Reports: Villas-Boas set to become Chelsea boss
Chelsea announced plans Monday to appoint a new manager within days, after Portuguese media linked Porto's Andre Villas-Boas with the Premier League club.
Portugal's national news agency Lusa and several Portuguese newspaper websites reported that Chelsea has agreed to pay the ?15 million ($21.5 million) release clause in Villas-Boas's Porto contract.
''We hope to be able to make an announcement regarding the new manager in the next few days,'' Chelsea said in a statement responding to questions about Villas-Boas.
Porto said it has ''received no information that the clause will be activated nor the coach's willingness for it to happen.''
But Porto President Jorge Pinto da Costa said he would be powerless to prevent the 33-year-old Villas-Boas leaving if the price is met to release him from a contract that runs until 2013.
''If someone puts ?15 million into our bank account and he wants to leave, there's nothing we can do about it because that's the contractual undertaking,'' Pinto da Costa told Portugal's Sport TV. ''If that doesn't happen, he won't leave.''
Villas-Boas would be replacing Italian Carlo Ancelotti, who was fired last month after his second season at Chelsea ended without a trophy.
And at 33, the Portuguese is the same age as Chelsea players Frank Lampard and Didier Drogba who he worked with at Stamford Bridge under compatriot Jose Mourinho.

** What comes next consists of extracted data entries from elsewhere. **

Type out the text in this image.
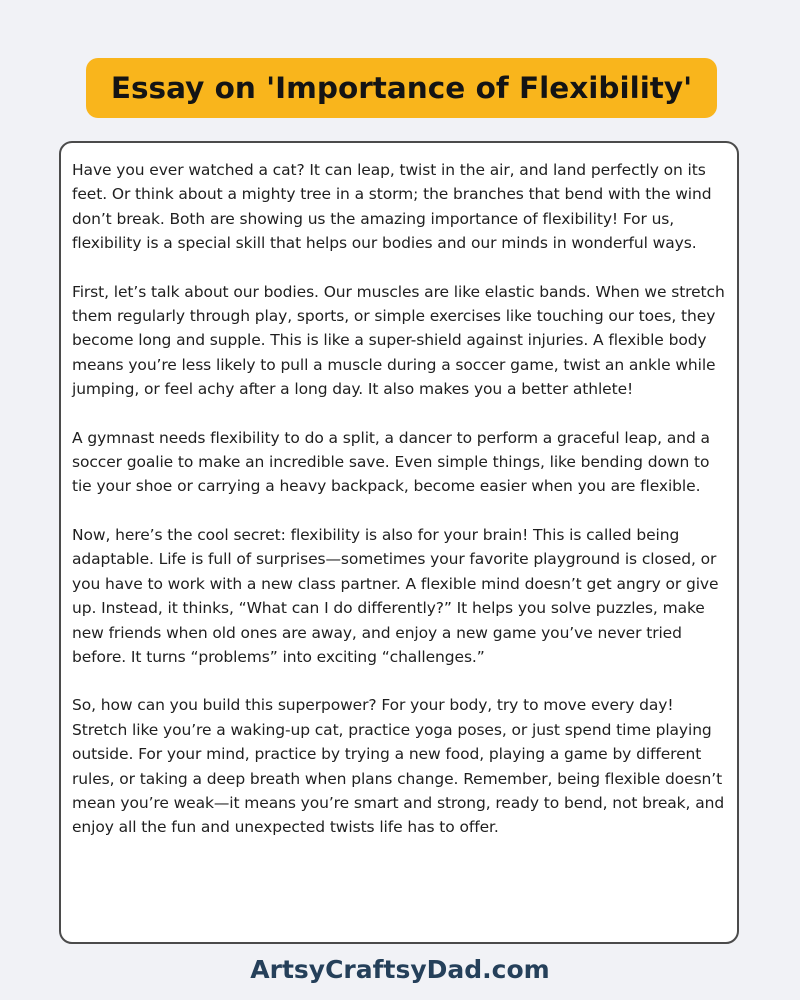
Essay on 'Importance of Flexibility'

Have you ever watched a cat? It can leap, twist in the air, and land perfectly on its feet. Or think about a mighty tree in a storm; the branches that bend with the wind don’t break. Both are showing us the amazing importance of flexibility! For us, flexibility is a special skill that helps our bodies and our minds in wonderful ways.

First, let’s talk about our bodies. Our muscles are like elastic bands. When we stretch them regularly through play, sports, or simple exercises like touching our toes, they become long and supple. This is like a super-shield against injuries. A flexible body means you’re less likely to pull a muscle during a soccer game, twist an ankle while jumping, or feel achy after a long day. It also makes you a better athlete!

A gymnast needs flexibility to do a split, a dancer to perform a graceful leap, and a soccer goalie to make an incredible save. Even simple things, like bending down to tie your shoe or carrying a heavy backpack, become easier when you are flexible.

Now, here’s the cool secret: flexibility is also for your brain! This is called being adaptable. Life is full of surprises—sometimes your favorite playground is closed, or you have to work with a new class partner. A flexible mind doesn’t get angry or give up. Instead, it thinks, “What can I do differently?” It helps you solve puzzles, make new friends when old ones are away, and enjoy a new game you’ve never tried before. It turns “problems” into exciting “challenges.”

So, how can you build this superpower? For your body, try to move every day! Stretch like you’re a waking-up cat, practice yoga poses, or just spend time playing outside. For your mind, practice by trying a new food, playing a game by different rules, or taking a deep breath when plans change. Remember, being flexible doesn’t mean you’re weak—it means you’re smart and strong, ready to bend, not break, and enjoy all the fun and unexpected twists life has to offer.

ArtsyCraftsyDad.com
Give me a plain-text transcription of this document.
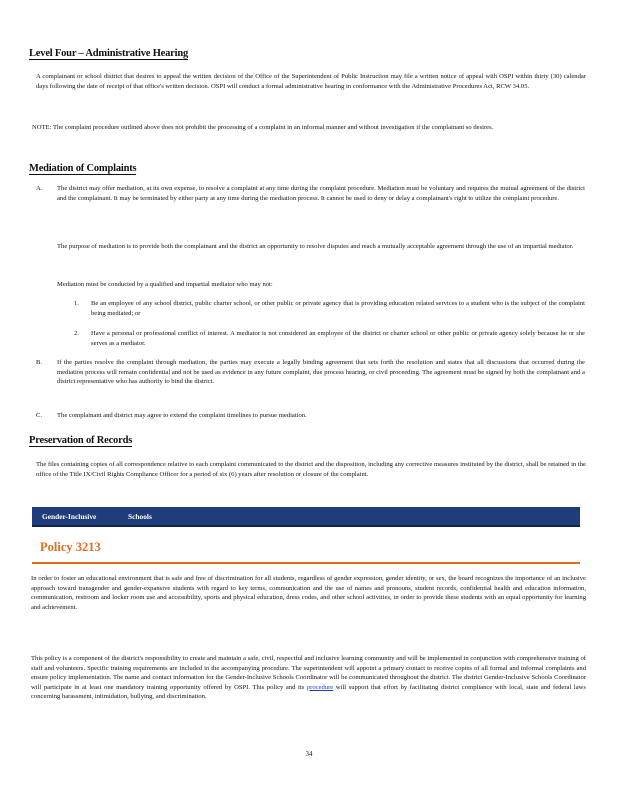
Level Four – Administrative Hearing

A complainant or school district that desires to appeal the written decision of the Office of the Superintendent of Public Instruction may file a written notice of appeal with OSPI within thirty (30) calendar days following the date of receipt of that office's written decision. OSPI will conduct a formal administrative hearing in conformance with the Administrative Procedures Act, RCW 34.05.

NOTE: The complaint procedure outlined above does not prohibit the processing of a complaint in an informal manner and without investigation if the complainant so desires.

Mediation of Complaints
A. The district may offer mediation, at its own expense, to resolve a complaint at any time during the complaint procedure. Mediation must be voluntary and requires the mutual agreement of the district and the complainant. It may be terminated by either party at any time during the mediation process. It cannot be used to deny or delay a complainant's right to utilize the complaint procedure.

The purpose of mediation is to provide both the complainant and the district an opportunity to resolve disputes and reach a mutually acceptable agreement through the use of an impartial mediator.

Mediation must be conducted by a qualified and impartial mediator who may not:

1. Be an employee of any school district, public charter school, or other public or private agency that is providing education related services to a student who is the subject of the complaint being mediated; or

2. Have a personal or professional conflict of interest. A mediator is not considered an employee of the district or charter school or other public or private agency solely because he or she serves as a mediator.

B. If the parties resolve the complaint through mediation, the parties may execute a legally binding agreement that sets forth the resolution and states that all discussions that occurred during the mediation process will remain confidential and not be used as evidence in any future complaint, due process hearing, or civil proceeding. The agreement must be signed by both the complainant and a district representative who has authority to bind the district.

C. The complainant and district may agree to extend the complaint timelines to pursue mediation.

Preservation of Records

The files containing copies of all correspondence relative to each complaint communicated to the district and the disposition, including any corrective measures instituted by the district, shall be retained in the office of the Title IX/Civil Rights Compliance Officer for a period of six (6) years after resolution or closure of the complaint.

Gender-Inclusive	Schools
Policy 3213

In order to foster an educational environment that is safe and free of discrimination for all students, regardless of gender expression, gender identity, or sex, the board recognizes the importance of an inclusive approach toward transgender and gender-expansive students with regard to key terms, communication and the use of names and pronouns, student records, confidential health and education information, communication, restroom and locker room use and accessibility, sports and physical education, dress codes, and other school activities, in order to provide these students with an equal opportunity for learning and achievement.

This policy is a component of the district's responsibility to create and maintain a safe, civil, respectful and inclusive learning community and will be implemented in conjunction with comprehensive training of staff and volunteers. Specific training requirements are included in the accompanying procedure. The superintendent will appoint a primary contact to receive copies of all formal and informal complaints and ensure policy implementation. The name and contact information for the Gender-Inclusive Schools Coordinator will be communicated throughout the district. The district Gender-Inclusive Schools Coordinator will participate in at least one mandatory training opportunity offered by OSPI. This policy and its procedure will support that effort by facilitating district compliance with local, state and federal laws concerning harassment, intimidation, bullying, and discrimination.

34
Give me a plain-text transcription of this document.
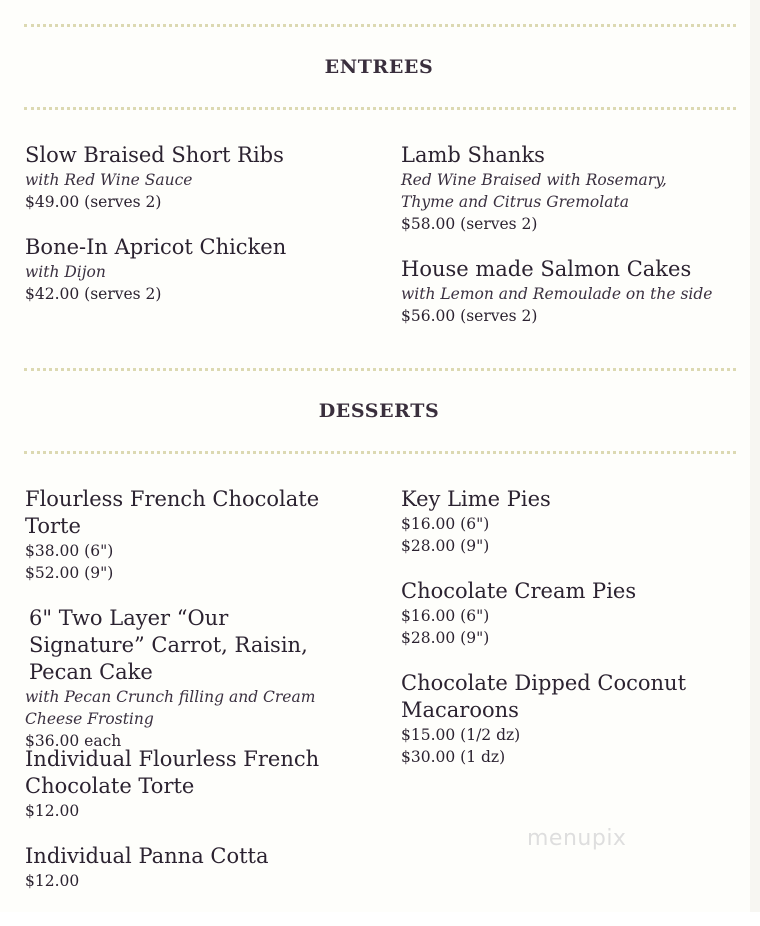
ENTREES
Slow Braised Short Ribs
with Red Wine Sauce
$49.00 (serves 2)
Bone-In Apricot Chicken
with Dijon
$42.00 (serves 2)
Lamb Shanks
Red Wine Braised with Rosemary, Thyme and Citrus Gremolata
$58.00 (serves 2)
House made Salmon Cakes
with Lemon and Remoulade on the side
$56.00 (serves 2)
DESSERTS
Flourless French Chocolate Torte
$38.00 (6")
$52.00 (9")
6" Two Layer “Our Signature” Carrot, Raisin, Pecan Cake
with Pecan Crunch filling and Cream Cheese Frosting
$36.00 each
Individual Flourless French Chocolate Torte
$12.00
Individual Panna Cotta
$12.00
Key Lime Pies
$16.00 (6")
$28.00 (9")
Chocolate Cream Pies
$16.00 (6")
$28.00 (9")
Chocolate Dipped Coconut Macaroons
$15.00 (1/2 dz)
$30.00 (1 dz)
menupix
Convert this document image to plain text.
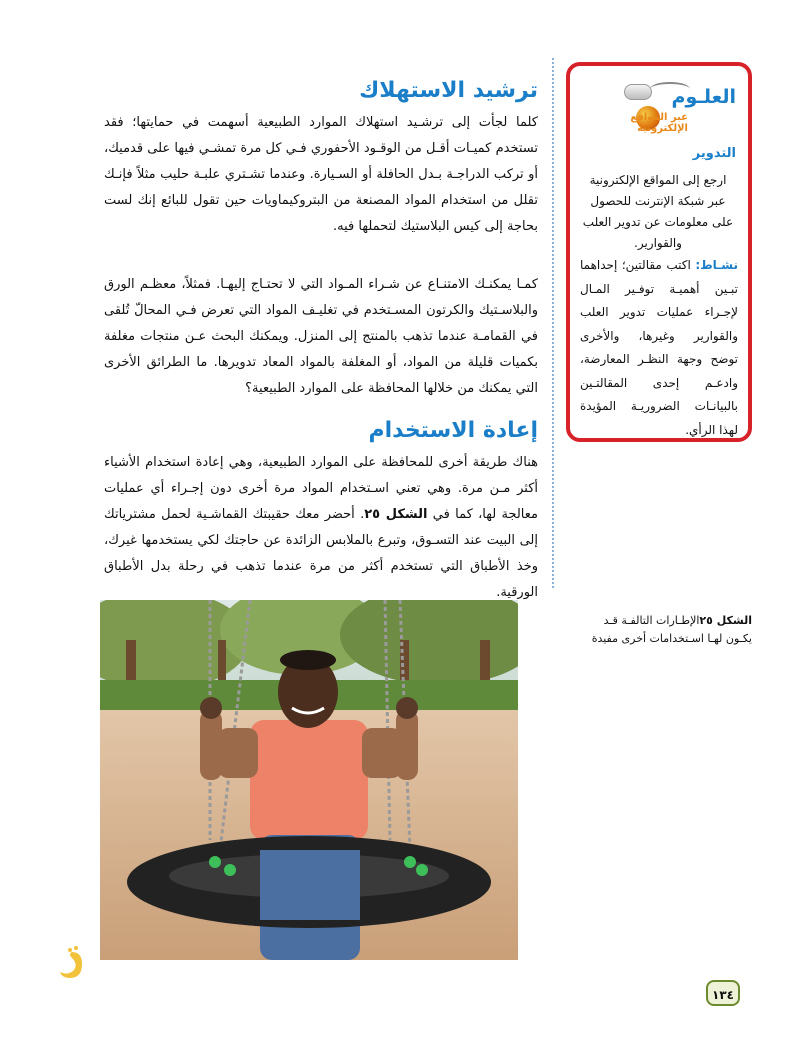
العلـوم
عبر المواقع الإلكترونية
التدوير
ارجع إلى المواقع الإلكترونية عبر شبكة الإنترنت للحصول على معلومات عن تدوير العلب والقوارير.
نشـاط: اكتب مقالتين؛ إحداهما تبـين أهميـة توفـير المـال لإجـراء عمليات تدوير العلب والقوارير وغيرها، والأخرى توضح وجهة النظـر المعارضة، وادعـم إحدى المقالتـين بالبيانـات الضروريـة المؤيدة لهذا الرأي.
ترشيد الاستهلاك
كلما لجأت إلى ترشـيد استهلاك الموارد الطبيعية أسهمت في حمايتها؛ فقد تستخدم كميـات أقـل من الوقـود الأحفوري فـي كل مرة تمشـي فيها على قدميك، أو تركب الدراجـة بـدل الحافلة أو السـيارة. وعندما تشـتري علبـة حليب مثلاً فإنـك تقلل من استخدام المواد المصنعة من البتروكيماويات حين تقول للبائع إنك لست بحاجة إلى كيس البلاستيك لتحملها فيه.
كمـا يمكنـك الامتنـاع عن شـراء المـواد التي لا تحتـاج إليهـا. فمثلاً، معظـم الورق والبلاسـتيك والكرتون المسـتخدم في تغليـف المواد التي تعرض فـي المحالّ تُلقى في القمامـة عندما تذهب بالمنتج إلى المنزل. ويمكنك البحث عـن منتجات مغلفة بكميات قليلة من المواد، أو المغلفة بالمواد المعاد تدويرها. ما الطرائق الأخرى التي يمكنك من خلالها المحافظة على الموارد الطبيعية؟
إعادة الاستخدام
هناك طريقة أخرى للمحافظة على الموارد الطبيعية، وهي إعادة استخدام الأشياء أكثر مـن مرة. وهي تعني اسـتخدام المواد مرة أخرى دون إجـراء أي عمليات معالجة لها، كما في الشكل ٢٥. أحضر معك حقيبتك القماشـية لحمل مشترياتك إلى البيت عند التسـوق، وتبرع بالملابس الزائدة عن حاجتك لكي يستخدمها غيرك، وخذ الأطباق التي تستخدم أكثر من مرة عندما تذهب في رحلة بدل الأطباق الورقية.
الشكل ٢٥الإطـارات التالفـة قـد يكـون لهـا اسـتخدامات أخرى مفيدة
١٣٤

Comparisons with Mourinho were reinforced last month when Villas-Boas emulated his compatriot by winning the same European competition that launched the career of the self-styled ''Special One.''
Villas-Boas became the youngest coach to win a UEFA club competition when Porto's unbeaten season ended with a victory in the Europa League final, eight years after Mourinho won the competition in its UEFA Cup incarnation.
After Mourinho, who now coaches Real Madrid, moved from Porto to Chelsea in 2004 he won back-to-back Premier League titles.
Villas-Boas was a scout for Mourinho at Chelsea and followed him in 2008 to Inter Milan.
Villas-Boas, who speaks fluent English, had also worked with Bobby Robson during the English coach's spell at Porto's Stadium of the Dragon. He coached the British Virgin Isles at just 21.
Porto ended the past season unbeaten in the domestic championship with 27 wins in 30 matches. In Europe, it recorded 14 wins in 17 games, scoring 44 goals with an attacking style of play favored by Villas-Boas.
Porto became only the second Portuguese club to finish a league season unbeaten, after Benfica's 1972-73 team.
''I don't approach football with only a tactical approach - you can achieve success through various means. What I like is to make my players give their most but I give them lots of room to maneuver,'' Villas-Boas said on the eve of the Europa League final. ''I try to promote their talent and feel free to make the right decisions. I'm no dictator.''
Dutch coach Guus Hiddink was also linked with a return to the Blues, where he won the FA Cup as a caretaker manager in 2009.